使用我在链接答案中提供的 Paul 的示例，你可以按照以下方式进行操作：

import numpy as np
new_value = 2
run_length = 3
# Pad with values outside the possible values
diff = np.concatenate(([2], np.diff(arr[0]), [-1]))
# Get the array difference (every number substracted from the preceding)
idx_diff = np.where(diff)[0]
# Get values where groups are longer than 2 and value is 1
idx = np.where((np.diff(idx_diff) >= run_length) & arr[0][idx_diff[:-1]])[0]
# Set every group to its new value
for i in idx:
    arr[0][idx_diff[i]:idx_diff[i+1]] = new_value

这只是一个思路。
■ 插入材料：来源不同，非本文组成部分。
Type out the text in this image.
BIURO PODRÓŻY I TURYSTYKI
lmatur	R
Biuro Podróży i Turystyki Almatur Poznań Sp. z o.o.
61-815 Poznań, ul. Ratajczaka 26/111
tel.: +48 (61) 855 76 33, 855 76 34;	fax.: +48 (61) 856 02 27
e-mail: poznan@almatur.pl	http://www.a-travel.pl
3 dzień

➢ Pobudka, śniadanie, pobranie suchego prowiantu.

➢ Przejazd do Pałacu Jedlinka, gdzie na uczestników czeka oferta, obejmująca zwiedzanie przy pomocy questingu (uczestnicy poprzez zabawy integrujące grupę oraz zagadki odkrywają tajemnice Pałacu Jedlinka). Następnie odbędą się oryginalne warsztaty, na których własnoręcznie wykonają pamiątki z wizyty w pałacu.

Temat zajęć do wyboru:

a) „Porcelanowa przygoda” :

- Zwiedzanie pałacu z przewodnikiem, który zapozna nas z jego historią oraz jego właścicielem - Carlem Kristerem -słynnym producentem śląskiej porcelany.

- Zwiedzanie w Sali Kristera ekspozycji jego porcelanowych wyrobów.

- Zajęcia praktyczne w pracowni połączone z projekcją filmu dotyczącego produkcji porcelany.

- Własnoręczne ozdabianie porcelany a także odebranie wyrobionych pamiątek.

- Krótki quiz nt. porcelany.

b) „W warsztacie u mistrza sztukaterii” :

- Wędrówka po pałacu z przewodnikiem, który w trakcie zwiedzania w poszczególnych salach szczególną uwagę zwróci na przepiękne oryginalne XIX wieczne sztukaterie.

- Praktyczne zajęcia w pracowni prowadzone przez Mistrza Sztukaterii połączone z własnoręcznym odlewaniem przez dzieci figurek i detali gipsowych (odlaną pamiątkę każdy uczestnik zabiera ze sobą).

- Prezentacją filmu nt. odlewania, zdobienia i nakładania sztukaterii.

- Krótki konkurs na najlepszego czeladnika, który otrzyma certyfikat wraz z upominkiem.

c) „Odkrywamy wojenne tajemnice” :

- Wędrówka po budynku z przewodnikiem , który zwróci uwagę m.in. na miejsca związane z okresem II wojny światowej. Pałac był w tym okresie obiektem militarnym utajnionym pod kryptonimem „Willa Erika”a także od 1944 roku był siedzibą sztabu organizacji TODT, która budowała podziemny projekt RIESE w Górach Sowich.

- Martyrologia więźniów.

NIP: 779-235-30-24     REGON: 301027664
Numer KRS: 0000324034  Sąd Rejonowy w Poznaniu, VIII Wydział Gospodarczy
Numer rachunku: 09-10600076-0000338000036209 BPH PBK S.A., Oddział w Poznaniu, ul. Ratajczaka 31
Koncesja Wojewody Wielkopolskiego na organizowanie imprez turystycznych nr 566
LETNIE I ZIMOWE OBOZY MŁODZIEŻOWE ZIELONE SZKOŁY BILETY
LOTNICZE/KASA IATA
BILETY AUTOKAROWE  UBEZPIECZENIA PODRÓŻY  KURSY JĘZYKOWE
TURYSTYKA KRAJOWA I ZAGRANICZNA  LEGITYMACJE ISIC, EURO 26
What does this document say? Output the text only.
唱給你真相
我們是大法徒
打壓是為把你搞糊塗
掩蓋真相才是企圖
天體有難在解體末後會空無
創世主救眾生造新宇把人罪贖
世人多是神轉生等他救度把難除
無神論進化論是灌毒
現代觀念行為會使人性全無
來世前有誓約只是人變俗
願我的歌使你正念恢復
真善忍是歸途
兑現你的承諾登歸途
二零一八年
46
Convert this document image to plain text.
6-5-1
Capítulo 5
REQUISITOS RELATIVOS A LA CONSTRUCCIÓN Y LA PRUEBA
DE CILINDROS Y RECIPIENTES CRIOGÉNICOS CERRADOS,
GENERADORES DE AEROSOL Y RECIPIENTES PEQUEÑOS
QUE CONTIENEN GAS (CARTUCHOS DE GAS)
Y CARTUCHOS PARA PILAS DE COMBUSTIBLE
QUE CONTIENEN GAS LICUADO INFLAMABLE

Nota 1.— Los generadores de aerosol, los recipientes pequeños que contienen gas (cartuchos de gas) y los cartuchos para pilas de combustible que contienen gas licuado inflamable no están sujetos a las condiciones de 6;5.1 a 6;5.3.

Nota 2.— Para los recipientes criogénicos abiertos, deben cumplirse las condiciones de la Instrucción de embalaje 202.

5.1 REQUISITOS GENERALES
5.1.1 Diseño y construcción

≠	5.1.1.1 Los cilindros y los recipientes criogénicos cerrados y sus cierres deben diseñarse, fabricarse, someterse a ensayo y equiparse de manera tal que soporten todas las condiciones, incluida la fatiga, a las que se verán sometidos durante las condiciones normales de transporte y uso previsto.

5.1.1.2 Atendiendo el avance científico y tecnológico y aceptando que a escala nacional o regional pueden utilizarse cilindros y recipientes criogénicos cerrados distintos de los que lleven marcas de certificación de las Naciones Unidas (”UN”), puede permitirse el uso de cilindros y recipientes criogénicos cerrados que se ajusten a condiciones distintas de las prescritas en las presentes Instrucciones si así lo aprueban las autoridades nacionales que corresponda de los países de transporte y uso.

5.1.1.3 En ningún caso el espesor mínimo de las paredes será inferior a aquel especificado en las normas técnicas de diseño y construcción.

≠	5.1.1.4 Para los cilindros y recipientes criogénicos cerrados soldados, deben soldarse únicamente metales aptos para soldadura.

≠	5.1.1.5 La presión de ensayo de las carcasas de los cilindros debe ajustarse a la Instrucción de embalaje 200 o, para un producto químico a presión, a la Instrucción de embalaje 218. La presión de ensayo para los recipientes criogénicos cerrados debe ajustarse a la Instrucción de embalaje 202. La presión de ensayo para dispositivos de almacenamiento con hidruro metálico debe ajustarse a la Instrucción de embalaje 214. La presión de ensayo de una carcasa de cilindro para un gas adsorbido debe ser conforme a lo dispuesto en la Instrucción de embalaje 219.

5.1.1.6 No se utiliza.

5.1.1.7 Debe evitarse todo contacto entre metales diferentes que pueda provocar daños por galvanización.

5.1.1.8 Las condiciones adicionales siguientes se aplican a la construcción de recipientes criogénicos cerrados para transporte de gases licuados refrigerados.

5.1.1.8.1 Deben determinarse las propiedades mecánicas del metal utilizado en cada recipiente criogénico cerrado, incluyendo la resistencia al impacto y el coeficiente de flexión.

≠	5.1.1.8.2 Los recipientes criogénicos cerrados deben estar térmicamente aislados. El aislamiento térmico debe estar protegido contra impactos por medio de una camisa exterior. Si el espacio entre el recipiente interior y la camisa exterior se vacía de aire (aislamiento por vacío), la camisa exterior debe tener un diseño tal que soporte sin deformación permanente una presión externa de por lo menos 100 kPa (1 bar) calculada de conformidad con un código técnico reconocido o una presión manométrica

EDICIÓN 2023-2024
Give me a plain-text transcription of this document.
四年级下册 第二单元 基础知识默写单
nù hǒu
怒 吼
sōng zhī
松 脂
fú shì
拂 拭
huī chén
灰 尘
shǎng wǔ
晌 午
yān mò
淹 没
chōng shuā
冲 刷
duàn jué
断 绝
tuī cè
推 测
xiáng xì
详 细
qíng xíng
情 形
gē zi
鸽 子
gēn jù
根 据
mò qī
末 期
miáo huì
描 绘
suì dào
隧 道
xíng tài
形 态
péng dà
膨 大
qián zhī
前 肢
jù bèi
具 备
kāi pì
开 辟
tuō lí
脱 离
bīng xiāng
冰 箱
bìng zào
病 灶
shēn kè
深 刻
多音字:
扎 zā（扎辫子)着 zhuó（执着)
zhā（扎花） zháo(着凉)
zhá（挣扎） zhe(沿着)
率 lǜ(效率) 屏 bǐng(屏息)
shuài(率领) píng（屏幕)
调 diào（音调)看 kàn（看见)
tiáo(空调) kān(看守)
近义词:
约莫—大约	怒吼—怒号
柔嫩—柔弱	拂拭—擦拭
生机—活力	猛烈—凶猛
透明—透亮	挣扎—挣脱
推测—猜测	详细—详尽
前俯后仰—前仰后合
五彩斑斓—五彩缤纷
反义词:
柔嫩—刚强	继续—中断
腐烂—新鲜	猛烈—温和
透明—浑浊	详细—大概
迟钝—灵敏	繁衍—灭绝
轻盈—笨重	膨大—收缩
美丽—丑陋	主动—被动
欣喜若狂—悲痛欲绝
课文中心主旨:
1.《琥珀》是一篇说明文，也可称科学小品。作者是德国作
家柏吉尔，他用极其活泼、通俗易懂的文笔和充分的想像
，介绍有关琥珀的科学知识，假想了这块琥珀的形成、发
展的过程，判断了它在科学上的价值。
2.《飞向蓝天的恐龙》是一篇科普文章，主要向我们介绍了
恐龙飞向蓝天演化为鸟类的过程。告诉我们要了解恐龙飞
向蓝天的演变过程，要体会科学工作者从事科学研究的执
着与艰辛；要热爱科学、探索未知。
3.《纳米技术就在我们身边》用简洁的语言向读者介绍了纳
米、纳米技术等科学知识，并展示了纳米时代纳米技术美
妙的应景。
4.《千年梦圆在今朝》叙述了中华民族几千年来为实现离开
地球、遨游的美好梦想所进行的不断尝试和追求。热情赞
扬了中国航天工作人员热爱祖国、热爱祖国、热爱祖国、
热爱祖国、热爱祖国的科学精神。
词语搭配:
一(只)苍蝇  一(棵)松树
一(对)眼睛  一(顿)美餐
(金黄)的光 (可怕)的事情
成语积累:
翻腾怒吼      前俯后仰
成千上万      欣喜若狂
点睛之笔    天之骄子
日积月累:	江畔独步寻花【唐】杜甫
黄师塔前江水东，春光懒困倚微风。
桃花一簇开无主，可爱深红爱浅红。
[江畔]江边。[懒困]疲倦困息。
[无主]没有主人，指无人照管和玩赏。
使用这种方法，可以在一次运行中完成整个矩阵，并直接修改数组，这应该是有效的。对于这个想法的原始状态，我感到很抱歉。希望它能给你启示。一个好的加速提示是删除for循环。

当然，如果你想为了清晰而牺牲清晰度，那么这就是一个选择。在我的看法中，在Python中，你想快速地原型化想法时，很少会出现这种情况。如果你有一个已经被证明正确且必须快速的算法，请用C（或Cython）编写它，并在你的Python程序中使用它（使用ctypes或CFFI）。

- Soravux

网页内容由stack overflow 提供, 点击上面的

可以查看英文原文，
原文链接

- toine · Accepted Answer

使用卷积进行模式匹配:

def replace_runs(a, N, replace = 2):
    a_copy = a.copy()
    pattern = np.ones(N, dtype=int)
    M = a_copy.shape[1]

    for i, row in enumerate(a_copy):
        conv = np.convolve(row, pattern, mode='same')
        match = np.where(conv==N)

        a_copy[i][match]=replace
        a_copy[i][match[0][match[0]-1>0]-1]=replace
        a_copy[i][match[0][match[0]+1<M]+1]=replace
    return a_copy

新的 replace_runs 比原版慢了3倍，但可以检测到一些特殊情况（例如所提出的基于字符串的方法）。

在我的机器上：

原版 replace_runs：100000 次迭代花费了 12.792 秒。

变体 replace_runs：100000 次迭代花费了 33.112 秒。